I know that I am weak and frail, that I do not love the way I ought or serve as much as I could. I know that I fall and fall and sometimes before I can even get back on my feet from one disaster I'm back on my face again. It's like the year after I got a concussion in a Hong Kong hospital. I couldn't seem to keep my balance. Over and over and over I found myself on the ground when normal people were perfectly capable of remaining vertical. But in those cases I did my best to brush it off and jump back up, sometimes before the people around me had fully become aware of the fact that I was down on the ground for the hundredth time. If only I could learn to be more resilient when it comes to hurt feelings. If only I could manage to grasp the truth that I am not the one sent to judge the world, but to love it. "For how can I love God whom I have not seen if I can't love my brother who I have seen?" (my own paraphrase of I John 4:19 I think) No matter how many times I have read those words I find that I still slip back into my old ways, longing to do to others as they HAVE done to me, rather than as I wish they would do.

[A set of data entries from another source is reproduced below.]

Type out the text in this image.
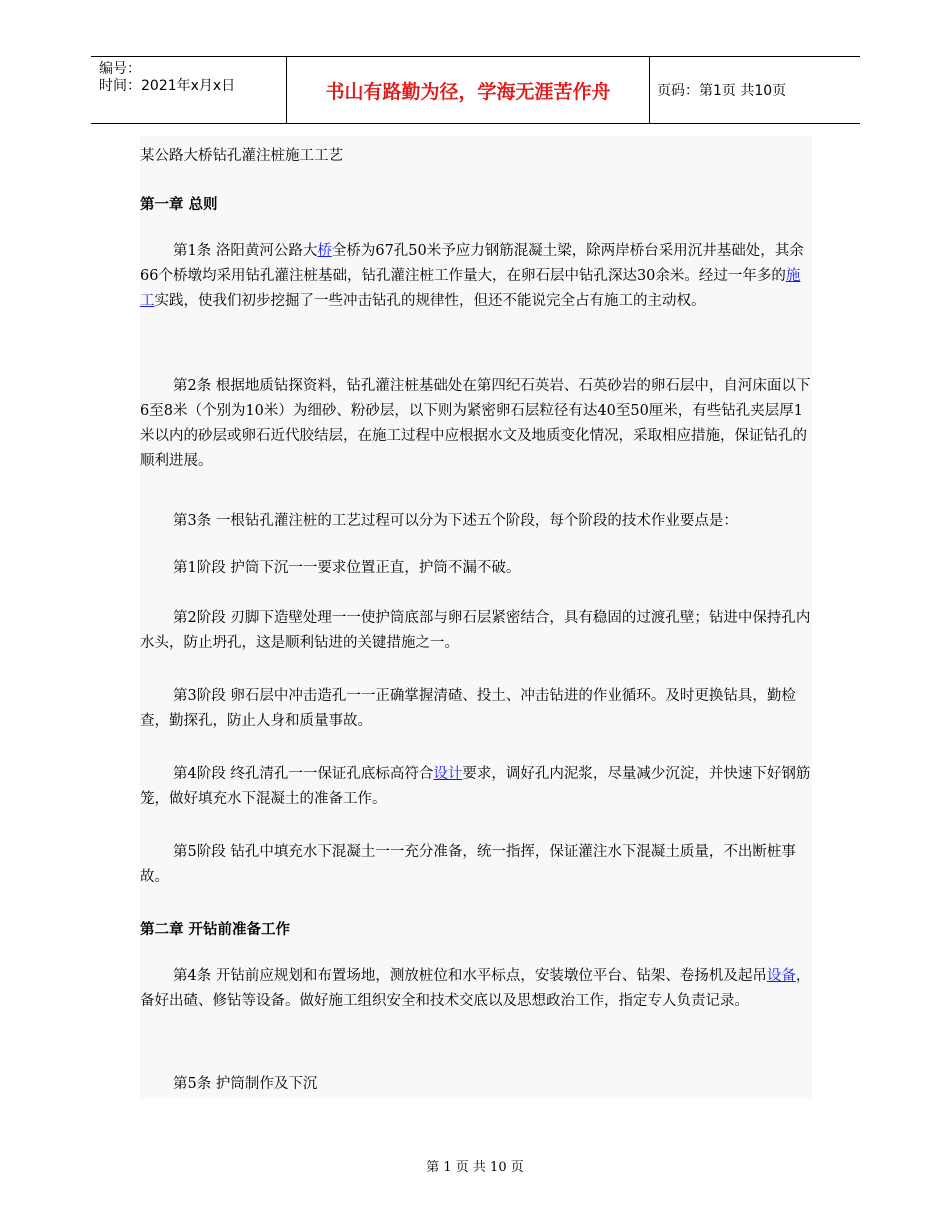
编号：
时间：2021年x月x日	书山有路勤为径，学海无涯苦作舟	页码：第1页 共10页

某公路大桥钻孔灌注桩施工工艺

第一章 总则

第1条 洛阳黄河公路大桥全桥为67孔50米予应力钢筋混凝土梁，除两岸桥台采用沉井基础处，其余66个桥墩均采用钻孔灌注桩基础，钻孔灌注桩工作量大，在卵石层中钻孔深达30余米。经过一年多的施工实践，使我们初步挖掘了一些冲击钻孔的规律性，但还不能说完全占有施工的主动权。

第2条 根据地质钻探资料，钻孔灌注桩基础处在第四纪石英岩、石英砂岩的卵石层中，自河床面以下6至8米（个别为10米）为细砂、粉砂层，以下则为紧密卵石层粒径有达40至50厘米，有些钻孔夹层厚1米以内的砂层或卵石近代胶结层，在施工过程中应根据水文及地质变化情况，采取相应措施，保证钻孔的顺利进展。

第3条 一根钻孔灌注桩的工艺过程可以分为下述五个阶段，每个阶段的技术作业要点是：

第1阶段 护筒下沉一一要求位置正直，护筒不漏不破。

第2阶段 刃脚下造壁处理一一使护筒底部与卵石层紧密结合，具有稳固的过渡孔壁；钻进中保持孔内水头，防止坍孔，这是顺利钻进的关键措施之一。

第3阶段 卵石层中冲击造孔一一正确掌握清碴、投土、冲击钻进的作业循环。及时更换钻具，勤检查，勤探孔，防止人身和质量事故。

第4阶段 终孔清孔一一保证孔底标高符合设计要求，调好孔内泥浆，尽量减少沉淀，并快速下好钢筋笼，做好填充水下混凝土的准备工作。

第5阶段 钻孔中填充水下混凝土一一充分准备，统一指挥，保证灌注水下混凝土质量，不出断桩事故。

第二章 开钻前准备工作

第4条 开钻前应规划和布置场地，测放桩位和水平标点，安装墩位平台、钻架、卷扬机及起吊设备，备好出碴、修钻等设备。做好施工组织安全和技术交底以及思想政治工作，指定专人负责记录。

第5条 护筒制作及下沉

第 1 页 共 10 页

I must confess, it's been a really long time since I've written a paper. Obviously this is not a paper, but it feels a bit like some sort of discourse and as though there should be some nice little conclusion to wrap things up. Something to pull it all together and make it, if not more pleasant, at least somehow resolved. But this isn't the sort of thing I really know how to resolve. It's something I'm still trying to hash out for myself. So rather than tying it off with a sweet little bow of repentance and forgiveness, I leave it as it is, something I need to keep working out with fear and trembling and will hopefully learn to do better with as God gives me chance and circumstance in the days to come.